An der Brühlschen Terrasse tauchte ich noch einmal in das Flair des Elbflorenz ein. Hier reihen sich Barockgebäude und Neobarockgebäude aneinander wie Albertinum, Kunstakademie oder Sekundogarnitur. Die charakteristische gläserne Kuppel der Kunstakademie wird im Volksmund wegen ihres Äußeren gerne Zitronenpresse genannt. Sie musste auch bis nach der Wende auf Wiederherstellung warten. Unter der Terrasse waren Reste der Festung Dresden aus der Renaissance- und Barockzeit. Erhalten haben sich zwei Kanonenhöfe, Wachstuben, Kasematten und ein Stadttor aus dem 16. Jahrhundert. Dieser Ausflug in eine eher unbekannte Seite Dresdens war äußerst aufschlussreich.

So jetzt bin ich am Ende meiner ersten Eindrücke aus Dresden. Die Stadt ist sehr abwechslungsreich und ist weit mehr als nur das barocke Elbflorenz.
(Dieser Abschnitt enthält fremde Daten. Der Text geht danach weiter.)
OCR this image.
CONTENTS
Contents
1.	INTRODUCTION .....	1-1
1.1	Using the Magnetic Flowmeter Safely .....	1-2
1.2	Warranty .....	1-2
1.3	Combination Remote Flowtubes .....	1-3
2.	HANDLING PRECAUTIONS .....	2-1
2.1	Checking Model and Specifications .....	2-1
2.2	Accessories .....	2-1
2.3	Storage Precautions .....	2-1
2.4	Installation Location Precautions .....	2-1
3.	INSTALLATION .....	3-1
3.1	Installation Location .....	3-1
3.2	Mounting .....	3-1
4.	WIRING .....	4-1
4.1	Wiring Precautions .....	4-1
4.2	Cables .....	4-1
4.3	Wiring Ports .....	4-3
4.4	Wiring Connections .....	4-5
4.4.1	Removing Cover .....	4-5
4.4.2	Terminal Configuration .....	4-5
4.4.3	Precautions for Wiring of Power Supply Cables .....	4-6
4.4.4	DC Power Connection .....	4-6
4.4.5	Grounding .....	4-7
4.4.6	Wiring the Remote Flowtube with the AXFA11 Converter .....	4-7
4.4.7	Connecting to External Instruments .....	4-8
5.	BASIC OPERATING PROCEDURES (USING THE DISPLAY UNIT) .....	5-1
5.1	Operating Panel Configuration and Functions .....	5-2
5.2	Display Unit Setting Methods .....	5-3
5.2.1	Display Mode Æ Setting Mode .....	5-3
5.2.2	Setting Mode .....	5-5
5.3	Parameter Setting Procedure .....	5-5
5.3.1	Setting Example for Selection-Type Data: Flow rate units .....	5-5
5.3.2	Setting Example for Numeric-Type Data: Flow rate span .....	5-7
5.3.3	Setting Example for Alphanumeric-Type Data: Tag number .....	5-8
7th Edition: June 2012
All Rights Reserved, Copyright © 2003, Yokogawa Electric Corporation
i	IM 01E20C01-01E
Auch der sozialistische Wiederaufbau prägt das Erscheinungsbild. Komme ich noch einmal auf den Titel zurück. Ich denke die Leere habe ich ausreichend dargestellt, komme ich jetzt zum Kopfsteinpflaster. Viele Straßen sind damit gepflastert. Asphaltierte Straßen habe ich in der Altstadt und den Vorstädten mit Ausnahme der großen Hauptverkehrsstraßen keine gesehen. Wer jetzt Lust bekommen hat, auch mal in den Osten zu fahren, nur zu es lohnt sich. Eine Warnung sei mir jedoch erlaubt. Wer nur das Elbflorenz erwartet, der wird vielleicht enttäuscht sein. Allzu viele Gebäude stehen nicht mehr. Wer auch andere Facetten der Stadt kennenlernen will, der wird viel erleben. Besonders in der Neustadt lohnt sich ein Bummel durch die Straßen.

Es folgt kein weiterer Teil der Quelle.